Aureoboletus betula is a species of mushroom producing fungus in the family Boletaceae. It is commonly known as the Shaggy Stalked Bolete.

Taxonomy 
It was first described in 1822 by the German-American mycologist Lewis David de Schweinitz and classified as Boletus betula. It has been reclassified many times over the years and is still sometimes referred to by the 2004 classification Heimioporus betula as given to it by the Austrian mycologist Egon Horak.

In 2020 it was reclassified as Aureoboletus betula by the mycologists Michael Kuo and Beatriz Ortiz-Santana.

Description 
Aureoboletus betula features finely pitted spores. It is found under oaks, or in mixed woods of pine and oak, primarily in the southern Appalachians.
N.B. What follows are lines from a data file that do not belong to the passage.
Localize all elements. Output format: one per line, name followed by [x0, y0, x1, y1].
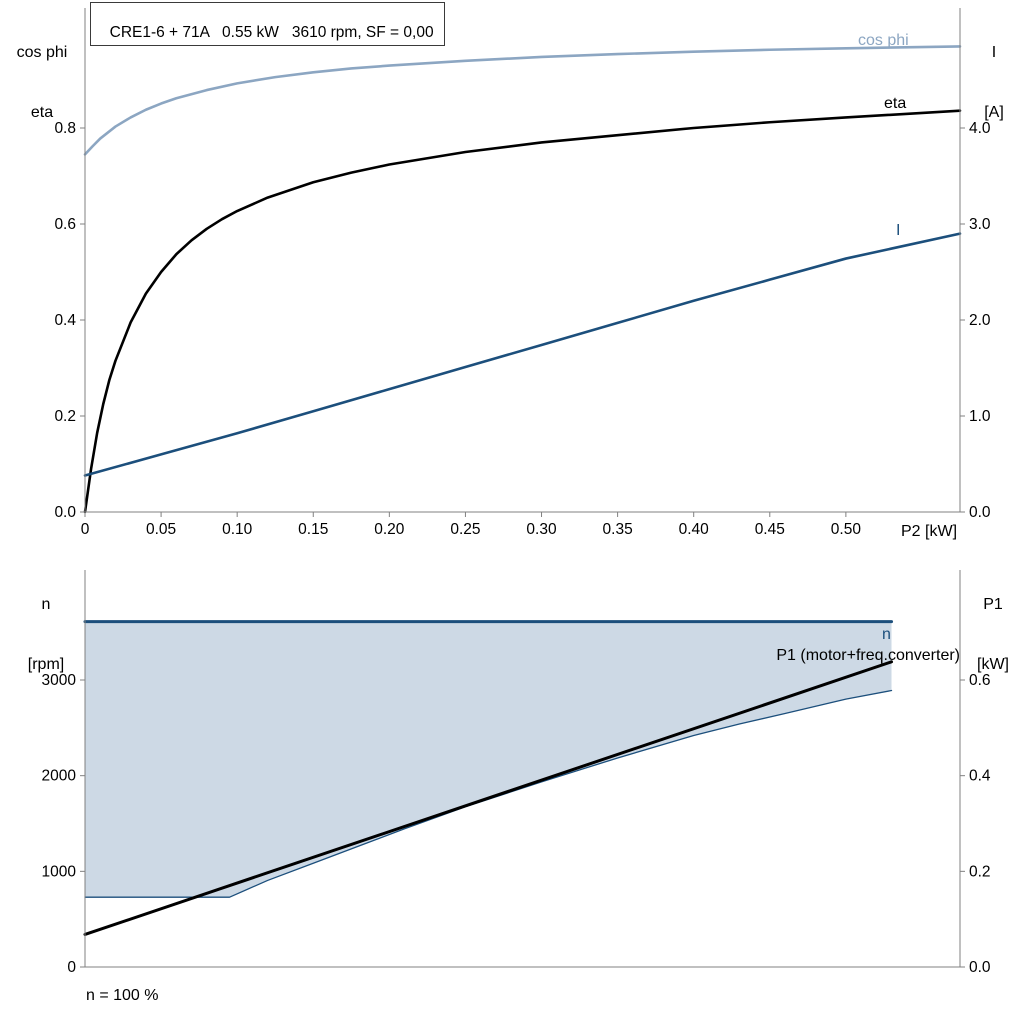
left-axis-label-n: n [41, 596, 51, 613]
y-right-tick-label: 1.0 [969, 408, 991, 425]
series-eta [83, 109, 962, 514]
footnote-n-percent: n = 100 % [86, 987, 159, 1004]
x-tick-label: 0.05 [146, 521, 176, 538]
top-left-axis-label: cos phi eta [6, 3, 78, 143]
x-tick-label: 0.45 [755, 521, 785, 538]
curve-label-eta: eta [884, 95, 907, 112]
y-right-tick-label: 4.0 [969, 120, 991, 137]
chart-0: 0 0.05 0.10 0.15 0.20 0.25 0.30 0.35 0.40 0.45 0.5… [54, 8, 991, 538]
y-left-tick-label: 3000 [42, 672, 77, 689]
x-tick-label: 0.10 [222, 521, 253, 538]
series-p1-motor-freq-converter- [83, 660, 894, 936]
curve-label-n: n [882, 626, 891, 643]
left-axis-label-rpm: [rpm] [27, 656, 65, 673]
n-range-area [85, 621, 892, 898]
x-tick-label: 0 [81, 521, 90, 538]
y-left-tick-label: 1000 [42, 863, 77, 880]
chart-title: CRE1-6 + 71A 0.55 kW 3610 rpm, SF = 0,00 [109, 24, 434, 41]
right-axis-label-kw: [kW] [977, 656, 1009, 673]
left-axis-label-cosphi: cos phi [16, 44, 68, 61]
curve-label-p1: P1 (motor+freq.converter) [776, 647, 960, 664]
right-axis-label-p1: P1 [983, 596, 1003, 613]
x-tick-label: 0.25 [450, 521, 480, 538]
chart-1: 0 1000 2000 3000 0.0 0.2 0.4 0.6 [42, 570, 991, 976]
right-axis-label-amps: [A] [984, 104, 1004, 121]
right-axis-label-i: I [991, 44, 997, 61]
x-tick-label: 0.20 [374, 521, 405, 538]
y-left-tick-label: 0.4 [54, 312, 76, 329]
bottom-left-axis-label: n [rpm] [10, 555, 82, 695]
y-right-tick-label: 0.0 [969, 959, 991, 976]
y-right-tick-label: 0.4 [969, 768, 991, 785]
series-cos-phi [83, 45, 962, 156]
chart-title-box: CRE1-6 + 71A 0.55 kW 3610 rpm, SF = 0,00 [90, 2, 445, 46]
series-i [83, 232, 962, 477]
x-tick-label: 0.40 [679, 521, 710, 538]
curve-label-cosphi: cos phi [858, 32, 909, 49]
x-tick-label: 0.30 [526, 521, 557, 538]
y-left-tick-label: 0.2 [54, 408, 76, 425]
x-axis-label: P2 [kW] [901, 523, 958, 540]
y-left-tick-label: 0.6 [54, 216, 76, 233]
bottom-right-axis-label: P1 [kW] [964, 555, 1022, 695]
curve-label-current: I [896, 222, 901, 239]
x-tick-label: 0.35 [603, 521, 633, 538]
y-right-tick-label: 0.2 [969, 863, 991, 880]
y-right-tick-label: 3.0 [969, 216, 991, 233]
left-axis-label-eta: eta [30, 104, 54, 121]
top-right-axis-label: I [A] [966, 3, 1022, 143]
y-left-tick-label: 0 [67, 959, 76, 976]
y-left-tick-label: 0.0 [54, 504, 76, 521]
y-right-tick-label: 0.0 [969, 504, 991, 521]
y-right-tick-label: 2.0 [969, 312, 991, 329]
y-left-tick-label: 0.8 [54, 120, 76, 137]
x-tick-label: 0.15 [298, 521, 328, 538]
y-left-tick-label: 2000 [42, 768, 77, 785]
y-right-tick-label: 0.6 [969, 672, 991, 689]
x-tick-label: 0.50 [831, 521, 862, 538]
This bolete has a stem that is deeply, coarsely reticulate and, when the mushroom is in the "button" stage, often as wide as, or even wider than, the cap. With development the stem stretches out dramatically, becoming notably long. The sticky cap is reddish to yellow or orange, and the non-bruising pore surface is yellow, becoming slightly greenish with age. Under the microscope, Aureoboletus betula features finely pitted spores.

Cap: 2–5 cm. Convex and broadening with age. Starts golden yellow discolouring to brownish yellow or reddish orange. Texture is sticky and flesh is yellow. Pores: 1-2 pores every millimeter with tubes that are 1.5 cm deep. Bright yellow turning greenish yellow with age. Stem: 10–15 cm tall with a thickness of  1–2 cm. Distinctly textured with deep ridges with a slightly swollen and rooting base. Stem flesh is white with pink staining when exposed to air. Spore print: Olive. Spores: Ellipsoid. 16-24 x 7-12 µm. Taste: Indistinct. Smell: Indistinct.

Edibility 
This species is edible.

Etymology 
The specific epithet 'betula', meaning birch is not in reference to any specific habitat characteristics like growing under birch trees but rather a reference to the shaggy bark of birch trees which the stipe of this species is reminiscent of.